Dengan kemajuan teknologi dan perluasan skala, biaya persiapan hidrogen hijau diharapkan dapat dikurangi lebih lanjut. Diharapkan biaya produksi hidrogen dari elektrolisis air energi terbarukan akan turun menjadi sekitar US$2-3/kg di masa mendatang, sehingga biayanya kompetitif dengan produksi hidrogen bahan bakar fosil.
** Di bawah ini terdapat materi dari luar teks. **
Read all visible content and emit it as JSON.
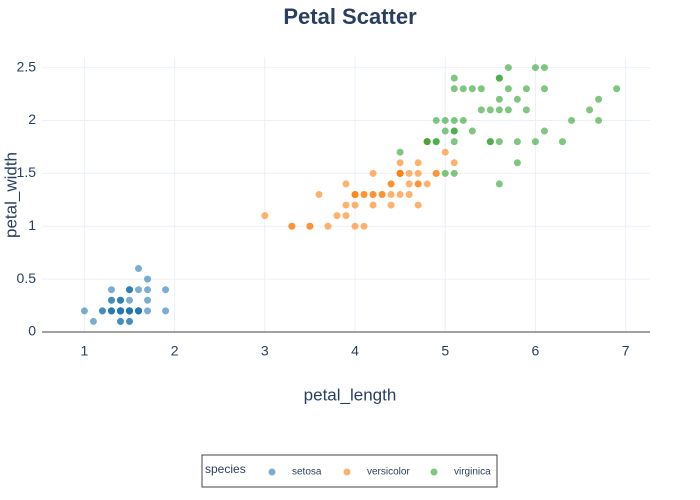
{
  "chart_data": {
    "type": "scatter",
    "title": "Petal Scatter",
    "x_label": "petal_length",
    "y_label": "petal_width",
    "legend_title": "species",
    "legend_position": "bottom",
    "grid": true,
    "opacity": 0.6,
    "xlim": [
      0.53,
      7.27
    ],
    "ylim": [
      0,
      2.6
    ],
    "xticks": [
      1,
      2,
      3,
      4,
      5,
      6,
      7
    ],
    "yticks": [
      0,
      0.5,
      1,
      1.5,
      2,
      2.5
    ],
    "series": [
      {
        "name": "setosa",
        "color": "#1f77b4",
        "x": [
          1.4,
          1.4,
          1.3,
          1.5,
          1.4,
          1.7,
          1.4,
          1.5,
          1.4,
          1.5,
          1.5,
          1.6,
          1.4,
          1.1,
          1.2,
          1.5,
          1.3,
          1.4,
          1.7,
          1.5,
          1.7,
          1.5,
          1.0,
          1.7,
          1.9,
          1.6,
          1.6,
          1.5,
          1.4,
          1.6,
          1.6,
          1.5,
          1.5,
          1.4,
          1.5,
          1.2,
          1.3,
          1.4,
          1.3,
          1.5,
          1.3,
          1.3,
          1.3,
          1.6,
          1.9,
          1.4,
          1.6,
          1.4,
          1.5,
          1.4
        ],
        "values": [
          0.2,
          0.2,
          0.2,
          0.2,
          0.2,
          0.4,
          0.3,
          0.2,
          0.2,
          0.1,
          0.2,
          0.2,
          0.1,
          0.1,
          0.2,
          0.4,
          0.4,
          0.3,
          0.3,
          0.3,
          0.2,
          0.4,
          0.2,
          0.5,
          0.2,
          0.2,
          0.4,
          0.2,
          0.2,
          0.2,
          0.2,
          0.4,
          0.1,
          0.2,
          0.2,
          0.2,
          0.2,
          0.1,
          0.2,
          0.2,
          0.3,
          0.3,
          0.2,
          0.6,
          0.4,
          0.3,
          0.2,
          0.2,
          0.2,
          0.2
        ]
      },
      {
        "name": "versicolor",
        "color": "#ff7f0e",
        "x": [
          4.7,
          4.5,
          4.9,
          4.0,
          4.6,
          4.5,
          4.7,
          3.3,
          4.6,
          3.9,
          3.5,
          4.2,
          4.0,
          4.7,
          3.6,
          4.4,
          4.5,
          4.1,
          4.5,
          3.9,
          4.8,
          4.0,
          4.9,
          4.7,
          4.3,
          4.4,
          4.8,
          5.0,
          4.5,
          3.5,
          3.8,
          3.7,
          3.9,
          5.1,
          4.5,
          4.5,
          4.7,
          4.4,
          4.1,
          4.0,
          4.4,
          4.6,
          4.0,
          3.3,
          4.2,
          4.2,
          4.2,
          4.3,
          3.0,
          4.1
        ],
        "values": [
          1.4,
          1.5,
          1.5,
          1.3,
          1.5,
          1.3,
          1.6,
          1.0,
          1.3,
          1.4,
          1.0,
          1.5,
          1.0,
          1.4,
          1.3,
          1.4,
          1.5,
          1.0,
          1.5,
          1.1,
          1.8,
          1.3,
          1.5,
          1.2,
          1.3,
          1.4,
          1.4,
          1.7,
          1.5,
          1.0,
          1.1,
          1.0,
          1.2,
          1.6,
          1.5,
          1.6,
          1.5,
          1.3,
          1.3,
          1.3,
          1.2,
          1.4,
          1.2,
          1.0,
          1.3,
          1.2,
          1.3,
          1.3,
          1.1,
          1.3
        ]
      },
      {
        "name": "virginica",
        "color": "#2ca02c",
        "x": [
          6.0,
          5.1,
          5.9,
          5.6,
          5.8,
          6.6,
          4.5,
          6.3,
          5.8,
          6.1,
          5.1,
          5.3,
          5.5,
          5.0,
          5.1,
          5.3,
          5.5,
          6.7,
          6.9,
          5.0,
          5.7,
          4.9,
          6.7,
          4.9,
          5.7,
          6.0,
          4.8,
          4.9,
          5.6,
          5.8,
          6.1,
          6.4,
          5.6,
          5.1,
          5.6,
          6.1,
          5.6,
          5.5,
          4.8,
          5.4,
          5.6,
          5.1,
          5.1,
          5.9,
          5.7,
          5.2,
          5.0,
          5.2,
          5.4,
          5.1
        ],
        "values": [
          2.5,
          1.9,
          2.1,
          1.8,
          2.2,
          2.1,
          1.7,
          1.8,
          1.8,
          2.5,
          2.0,
          1.9,
          2.1,
          2.0,
          2.4,
          2.3,
          1.8,
          2.2,
          2.3,
          1.5,
          2.3,
          2.0,
          2.0,
          1.8,
          2.1,
          1.8,
          1.8,
          1.8,
          2.1,
          1.6,
          1.9,
          2.0,
          2.2,
          1.5,
          1.4,
          2.3,
          2.4,
          1.8,
          1.8,
          2.1,
          2.4,
          2.3,
          1.9,
          2.3,
          2.5,
          2.3,
          1.9,
          2.0,
          2.3,
          1.8
        ]
      }
    ]
  }
}
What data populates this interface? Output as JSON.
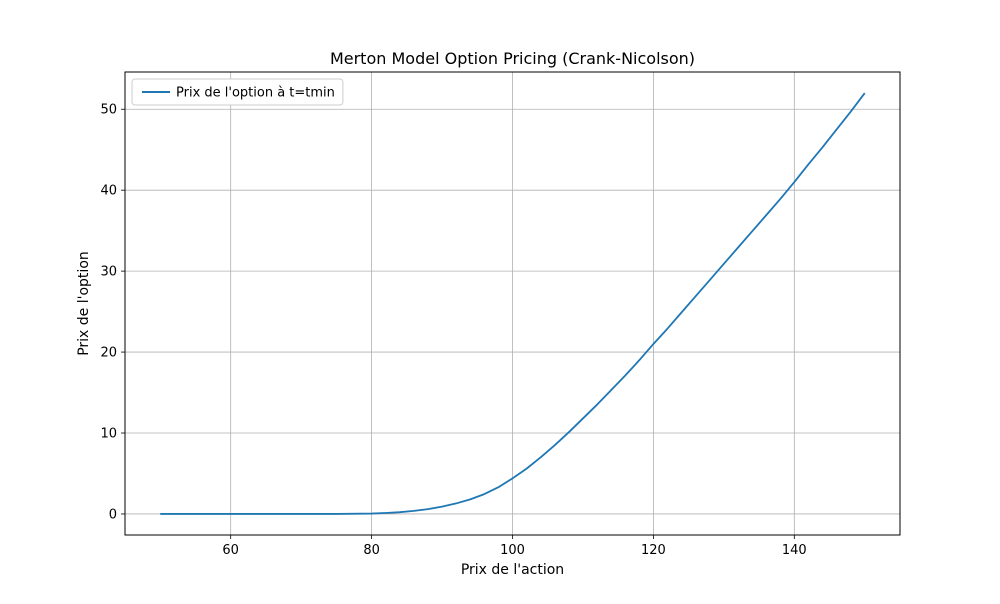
{
  "chart_data": {
    "type": "line",
    "title": "Merton Model Option Pricing (Crank-Nicolson)",
    "xlabel": "Prix de l'action",
    "ylabel": "Prix de l'option",
    "xlim": [
      45,
      155
    ],
    "ylim": [
      -2.6,
      54.6
    ],
    "xticks": [
      60,
      80,
      100,
      120,
      140
    ],
    "yticks": [
      0,
      10,
      20,
      30,
      40,
      50
    ],
    "grid": true,
    "legend_position": "top-left",
    "series": [
      {
        "name": "Prix de l'option à t=tmin",
        "color": "#1f77b4",
        "x": [
          50,
          60,
          70,
          75,
          80,
          82,
          84,
          86,
          88,
          90,
          92,
          94,
          96,
          98,
          100,
          102,
          104,
          106,
          108,
          110,
          112,
          114,
          116,
          118,
          120,
          122,
          124,
          126,
          128,
          130,
          132,
          134,
          136,
          138,
          140,
          142,
          144,
          146,
          148,
          150
        ],
        "y": [
          0,
          0,
          0,
          0,
          0.05,
          0.12,
          0.22,
          0.38,
          0.6,
          0.9,
          1.3,
          1.8,
          2.45,
          3.3,
          4.4,
          5.6,
          7.0,
          8.5,
          10.1,
          11.8,
          13.5,
          15.3,
          17.1,
          19.0,
          21.0,
          22.9,
          24.9,
          26.9,
          28.9,
          30.9,
          32.9,
          34.9,
          36.9,
          38.9,
          41.0,
          43.2,
          45.3,
          47.5,
          49.7,
          52.0
        ]
      }
    ]
  }
}
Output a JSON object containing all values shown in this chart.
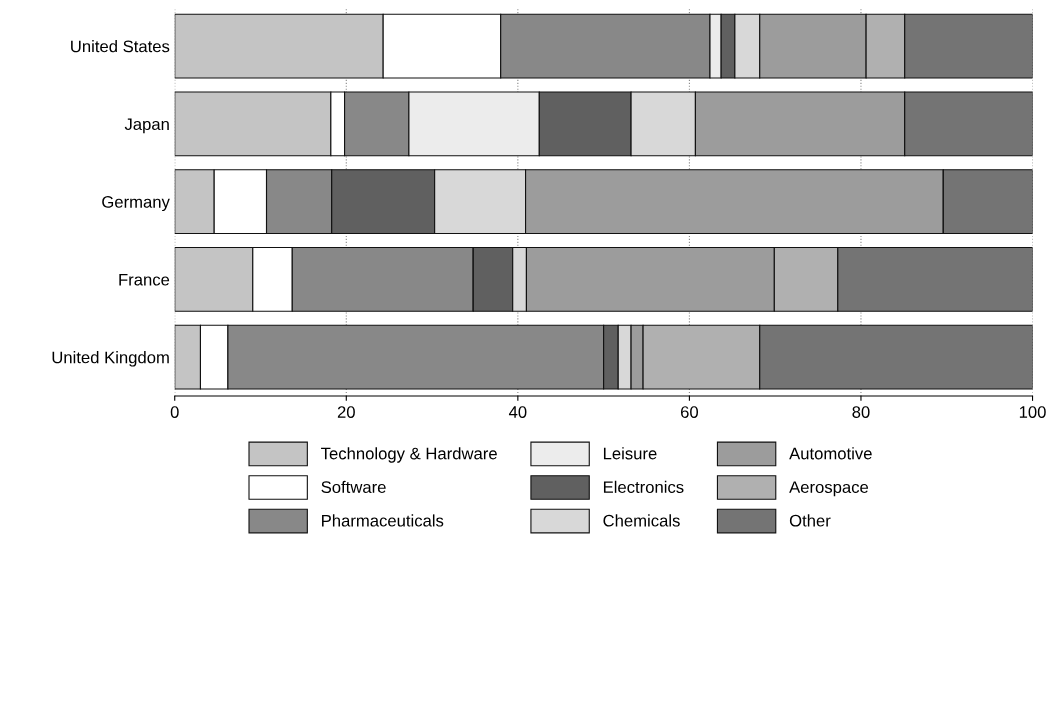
{
  "chart_data": {
    "type": "bar",
    "orientation": "horizontal",
    "stacked": true,
    "categories": [
      "United States",
      "Japan",
      "Germany",
      "France",
      "United Kingdom"
    ],
    "series": [
      {
        "name": "Technology & Hardware",
        "color": "#c4c4c4",
        "values": [
          24.3,
          18.2,
          4.6,
          9.1,
          3.0
        ]
      },
      {
        "name": "Software",
        "color": "#ffffff",
        "values": [
          13.7,
          1.6,
          6.1,
          4.6,
          3.2
        ]
      },
      {
        "name": "Pharmaceuticals",
        "color": "#888888",
        "values": [
          24.4,
          7.5,
          7.6,
          21.1,
          43.8
        ]
      },
      {
        "name": "Leisure",
        "color": "#ececec",
        "values": [
          1.3,
          15.2,
          0,
          0,
          0
        ]
      },
      {
        "name": "Electronics",
        "color": "#606060",
        "values": [
          1.6,
          10.7,
          12.0,
          4.6,
          1.7
        ]
      },
      {
        "name": "Chemicals",
        "color": "#d8d8d8",
        "values": [
          2.9,
          7.5,
          10.6,
          1.6,
          1.5
        ]
      },
      {
        "name": "Automotive",
        "color": "#9c9c9c",
        "values": [
          12.4,
          24.4,
          48.7,
          28.9,
          1.4
        ]
      },
      {
        "name": "Aerospace",
        "color": "#b0b0b0",
        "values": [
          4.5,
          0,
          0,
          7.4,
          13.6
        ]
      },
      {
        "name": "Other",
        "color": "#747474",
        "values": [
          14.9,
          14.9,
          10.4,
          22.7,
          31.8
        ]
      }
    ],
    "xlim": [
      0,
      100
    ],
    "xticks": [
      0,
      20,
      40,
      60,
      80,
      100
    ],
    "grid": "x",
    "legend": "bottom"
  }
}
Perlu dicatat bahwa biaya spesifik hidrogen hijau juga dipengaruhi oleh faktor-faktor seperti biaya daya energi terbarukan dan pemanfaatan peralatan, dan mungkin berbeda di berbagai wilayah dan skenario aplikasi.
|
Proses persiapan hidrogen |
bahan baku |
Kematangan teknologi |
Efisiensi konversi energi (%) |
Biaya (yuan/kg) |
Emisi CO2 (per kilogram hidrogen) |
|
|
Produksi hidrogen dari energi fosil |
Gasifikasi batubara untuk menghasilkan hidrogen |
batu bara |
Dewasa |
47 |
6-10 |
11-25 |
|
Gasifikasi batubara + CCS |
batu bara |
Pengujian skala pilot telah selesai |
- |
12-16 |
2-7 |
|
|
Gasifikasi air superkritis batubara |
batu bara, air |
Pengujian skala pilot telah selesai |
60 |
8 |
0 |
|
|
Reformasi uap CH4 (SMR) |
Metana |
Dewasa |
- |
9-18 |
8-16 |
|
|
Produksi hidrogen produk sampingan industri |
produk sampingan industri |
Dewasa |
- |
10-16 |
- |
|
|
Elektrolisis air untuk menghasilkan hidrogen |
Elektrolisis tenaga energi tradisional air AEL |
air |
Dewasa |
sekitar 25 |
30-40 |
45 |
|
Air elektrolisis energi terbarukan AEL |
air |
Dewasa |
sekitar 25 |
18-23 |
1-3 |
|
|
Air elektrolisis energi terbarukan PEMEL |
air |
Relatif matang dan dekat dengan industrialisasi |
sekitar 35 |
<62 |
1-3 |
|
|
Air elektrolisis energi terbarukan SOEL |
air |
Proyek demonstrasi |
52-59 |
- |
1-3 |
|
|
Energi terbarukan limbah listrik elektrolisis air |
air |
Proyek demonstrasi |
- |
10 |
1-3 |
|
|
Teknologi baru lainnya |
Produksi hidrogen fotolisis surya |
air |
tahap laboratorium |
<10 |
- |
0 |
|
Fermentasi biomassa untuk menghasilkan hidrogen |
Biomassa |
Proyek demonstrasi |
10-40 |
- |
0 |
|
|
Konversi termokimia biomassa menjadi hidrogen |
biomass |
Dewasa |
35-50 |
16 |
0.4-5.6 |
|
|
Siklus termokimia produksi hidrogen |
air |
tahap laboratorium |
Sekitar38 |
18 |
0.3-0.86 |
|
Energi hidrogen akan memainkan peran kunci dalam struktur energi masa depan. Dengan pengembangan teknologi produksi hidrogen air elektrolit dan pengurangan biaya, energi hidrogen akan dikombinasikan dengan energi terbarukan untuk meningkatkan stabilitas dan keandalan sistem energi, mendorong transformasi energi dalam transportasi, industri, pembangkit listrik, dan bidang lainnya, serta mencapai pembangunan berkelanjutan. Bagi masyarakat awam, mempopulerkan energi hidrogen tidak hanya dapat mengurangi polusi dan meningkatkan kualitas udara, tetapi juga menyediakan energi rumah tangga yang stabil dan bersih, serta mendatangkan peluang kerja baru dan titik pertumbuhan ekonomi, sehingga meningkatkan kesejahteraan masyarakat secara keseluruhan dan menciptakan masa depan dunia yang lebih baik.